TOPEKA — Gov. Laura Kelly vetoed Friday a bill granting tax breaks to business sought for years by corporate lobbyists, implementing a sales tax on out-of-state online transactions proposed by the governor and increasing the standard income tax deduction for filers.
Kelly, a Democrat, said the Republican-led Legislature continued to press for income tax changes that imposed irresponsible reductions on state revenue in the manner done in 2012 and 2013 by then-Gov. Sam Brownback.
“I have vetoed Senate Bill 50,” she said. “For very obvious reasons. I have lived through the Brownback tax experiment. I saw what irresponsible fiscal policy did to our state. It devastated our agencies. It undermined our social safety net. It required us to remove all funding for infrastructure programs. And, then, most obviously really underfunded our schools.”
This was the third time that Kelly had vetoed some provisions of tax reform sought by Republicans in the Legislature and lobbyists serving interests of business.
When the Legislature returns to Topeka in May, an attempt by the House and Senate to override the veto could be expected.
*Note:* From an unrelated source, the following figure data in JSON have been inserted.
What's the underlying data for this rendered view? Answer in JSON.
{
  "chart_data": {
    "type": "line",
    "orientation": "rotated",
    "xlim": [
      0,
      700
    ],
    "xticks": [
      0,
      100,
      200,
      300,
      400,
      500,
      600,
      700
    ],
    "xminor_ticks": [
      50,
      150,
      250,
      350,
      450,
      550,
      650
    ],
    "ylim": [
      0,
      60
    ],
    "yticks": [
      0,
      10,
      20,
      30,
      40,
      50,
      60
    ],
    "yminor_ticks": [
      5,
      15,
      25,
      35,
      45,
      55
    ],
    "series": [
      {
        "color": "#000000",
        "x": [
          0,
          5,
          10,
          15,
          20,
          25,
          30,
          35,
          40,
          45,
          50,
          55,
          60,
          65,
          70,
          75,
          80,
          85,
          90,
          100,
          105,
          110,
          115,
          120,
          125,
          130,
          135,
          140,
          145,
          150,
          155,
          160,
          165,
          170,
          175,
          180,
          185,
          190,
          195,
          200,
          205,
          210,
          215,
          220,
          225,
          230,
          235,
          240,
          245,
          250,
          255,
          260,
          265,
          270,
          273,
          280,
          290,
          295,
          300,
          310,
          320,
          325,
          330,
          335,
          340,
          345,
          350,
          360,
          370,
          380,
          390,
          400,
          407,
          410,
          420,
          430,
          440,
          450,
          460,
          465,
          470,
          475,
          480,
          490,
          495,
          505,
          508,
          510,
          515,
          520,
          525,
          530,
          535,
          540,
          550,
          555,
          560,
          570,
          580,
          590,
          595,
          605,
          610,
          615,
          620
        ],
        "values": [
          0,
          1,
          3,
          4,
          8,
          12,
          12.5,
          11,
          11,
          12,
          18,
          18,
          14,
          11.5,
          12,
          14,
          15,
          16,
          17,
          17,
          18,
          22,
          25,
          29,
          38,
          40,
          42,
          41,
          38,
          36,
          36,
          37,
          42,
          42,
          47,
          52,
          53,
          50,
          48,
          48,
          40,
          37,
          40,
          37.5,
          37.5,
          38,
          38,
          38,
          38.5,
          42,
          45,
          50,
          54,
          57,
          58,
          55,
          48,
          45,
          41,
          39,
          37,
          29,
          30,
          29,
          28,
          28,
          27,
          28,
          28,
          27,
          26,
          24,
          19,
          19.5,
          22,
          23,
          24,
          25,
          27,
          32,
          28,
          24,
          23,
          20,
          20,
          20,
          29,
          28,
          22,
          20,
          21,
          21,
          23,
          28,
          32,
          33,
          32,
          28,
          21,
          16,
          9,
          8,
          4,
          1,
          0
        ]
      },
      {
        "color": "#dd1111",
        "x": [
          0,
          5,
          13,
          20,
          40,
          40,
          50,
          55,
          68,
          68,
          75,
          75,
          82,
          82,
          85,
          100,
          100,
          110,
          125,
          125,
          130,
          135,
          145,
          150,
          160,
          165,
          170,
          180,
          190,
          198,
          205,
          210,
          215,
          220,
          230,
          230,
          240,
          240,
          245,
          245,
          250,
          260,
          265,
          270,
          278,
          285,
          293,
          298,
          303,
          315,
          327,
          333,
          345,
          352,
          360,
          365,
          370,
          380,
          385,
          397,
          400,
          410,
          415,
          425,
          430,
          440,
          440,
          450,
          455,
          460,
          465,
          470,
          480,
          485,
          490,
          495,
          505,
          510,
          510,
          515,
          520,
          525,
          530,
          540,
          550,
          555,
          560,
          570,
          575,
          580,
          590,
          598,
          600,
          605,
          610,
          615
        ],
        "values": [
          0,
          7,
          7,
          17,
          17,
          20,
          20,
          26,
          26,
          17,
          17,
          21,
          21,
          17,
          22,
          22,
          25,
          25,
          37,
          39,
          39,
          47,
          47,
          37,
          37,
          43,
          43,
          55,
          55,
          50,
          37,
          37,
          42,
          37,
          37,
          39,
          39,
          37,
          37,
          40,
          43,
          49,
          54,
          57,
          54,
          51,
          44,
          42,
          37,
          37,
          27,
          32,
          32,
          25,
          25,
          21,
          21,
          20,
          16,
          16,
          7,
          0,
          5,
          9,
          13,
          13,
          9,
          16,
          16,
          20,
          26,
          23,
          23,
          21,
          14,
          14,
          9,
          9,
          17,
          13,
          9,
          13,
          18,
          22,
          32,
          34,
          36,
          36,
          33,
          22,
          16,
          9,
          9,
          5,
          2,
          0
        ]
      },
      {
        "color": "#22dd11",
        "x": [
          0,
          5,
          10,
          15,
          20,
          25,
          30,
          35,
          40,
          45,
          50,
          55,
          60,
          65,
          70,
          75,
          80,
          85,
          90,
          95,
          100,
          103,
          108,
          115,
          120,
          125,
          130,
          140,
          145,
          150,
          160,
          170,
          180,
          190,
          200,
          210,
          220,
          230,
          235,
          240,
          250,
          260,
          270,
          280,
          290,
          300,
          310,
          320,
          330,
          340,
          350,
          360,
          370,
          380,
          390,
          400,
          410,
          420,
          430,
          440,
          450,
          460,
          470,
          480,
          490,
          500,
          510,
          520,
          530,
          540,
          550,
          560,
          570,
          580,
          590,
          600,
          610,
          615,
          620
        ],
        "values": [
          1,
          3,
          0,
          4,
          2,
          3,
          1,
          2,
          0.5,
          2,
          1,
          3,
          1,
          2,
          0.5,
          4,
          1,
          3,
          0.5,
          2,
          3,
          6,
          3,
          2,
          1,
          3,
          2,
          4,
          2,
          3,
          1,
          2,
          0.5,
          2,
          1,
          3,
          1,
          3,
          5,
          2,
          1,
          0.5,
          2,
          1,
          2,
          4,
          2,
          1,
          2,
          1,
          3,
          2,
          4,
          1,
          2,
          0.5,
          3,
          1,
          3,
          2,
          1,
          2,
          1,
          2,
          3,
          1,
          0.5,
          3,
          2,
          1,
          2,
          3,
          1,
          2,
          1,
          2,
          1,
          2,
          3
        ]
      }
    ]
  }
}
Under Senate Bill 50, the state would require collection of sales and compensating use tax by so-called marketplace facilitators such as Amazon starting July 1. The measure would apply to out-of-state businesses with annual gross receipts on sales into Kansas of more than $100,000.
The bill granted individual income taxpayers in Kansas the option of itemizing on federal income tax filings while taking the standard deduction for state income tax purposes.
In addition, the standard deduction for Kansas filers starting in tax year 2021 would increase to $3,500 from $3,000 for individuals, to $6,000 from $5,500 for single head-of-household filers and to $8,000 from $7,500 for married filers filing jointly.
Corporations that held income offshore would be exempt from state income tax when that cash was brought into Kansas. The legislation also enabled meal expenditures to again be deducted as business expenses beginning in tax year 2021.
The bill clarified victims of identity theft in Kansas would owe no individual income tax on unemployment compensation fraudulently obtained by someone else.
The state’s tax revenue estimators are scheduled to reconvene later this month to recalculate how much money the state could be expected to collect in property, income and sales tax during the remainder of the current fiscal year as well as the next. These projections will be used by the Legislature to put finishing touches on a new budget and consider anew provisions of tax reform.
The vetoed bill could have added up to a $285 million reduction in annual revenue to the state government. Another issue to consider would be the unexpected $359 million loss in state revenue due to tax exemptions on $6.6 billion that flowed to businesses from federal Paycheck Protection Program.
Another concern for the governor was the Legislature has yet to renew the 20-mill property tax levy that delivers about $725 million annually in funding for K-12 public education. The Legislature is holding the school funding hostage in an attempt to gain traction for a separate bill that could diminish property tax revenue state, county and city governments.